Back To Black is a Millennial I Will Survive.
The author and blogger Elizabeth Kesses told Soul Music that the song took on a special resonance for her when she met Winehouse at the London Clinic, where she and Kesses’ father were patients. (Kesses’ father was suffering from terminal cancer.) “I saw someone who was incredibly lively and vibrant, and having heard her songs and heard how dark some of her moments had been I found it strange to think that this person in front of me, so full of life, was so tormented by demons. It kind of got me thinking about myself because I really lacked self esteem when I was younger and it took me a long time to build it up.” Kesses explains that after her father died, she went into therapy – and her interaction with Winehouse inspired her to seek positivity and make a life-affirming decision. “It led me down a new path of being and living… I wish Amy had had that chance herself, because I think she had so much to give, she was such a creative soul, and yet she wasn’t supported in the way perhaps I was by a partner and helping counsellors.” Kesses says that for her, Back To Black has taken on a bittersweet meaning. “When I hear this song now I think it’s a mixture of sadness and joy. A celebration of Amy and a celebration of myself, because through her darkness she was able to create. There is sadness because she didn’t make it. I think it’s wonderful that we can carry on and celebrate this song today.”

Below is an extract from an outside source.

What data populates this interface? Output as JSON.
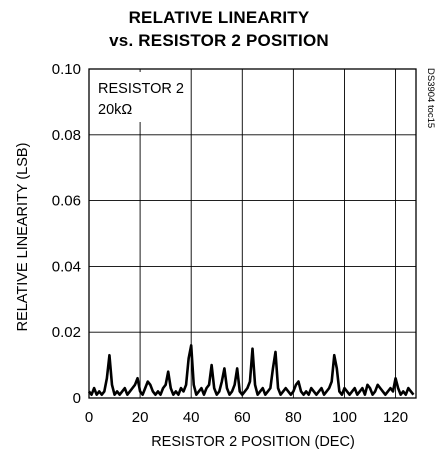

Jamison has also found a new, positive meaning in the song after making changes in her own life. She explains that listening recently “felt like an acknowledgement of the fact that the world holds all of it, all the time, that the world holds innocence and sadness, the world holds joy and unrepairable pain, and those two live alongside each other.” On Soul Music, I describe Back To Black as “a Millennial I Will Survive”. It’s a hymn to vulnerability, and a song of despair – but even though Winehouse died tragically and too soon, many of her fans see Back To Black as a song of survival. For us, it provided a guiding light during a dark and difficult time. We can’t pretend that we really understand what Winehouse was going through, and yet she created a piece of music that made us feel seen and understood.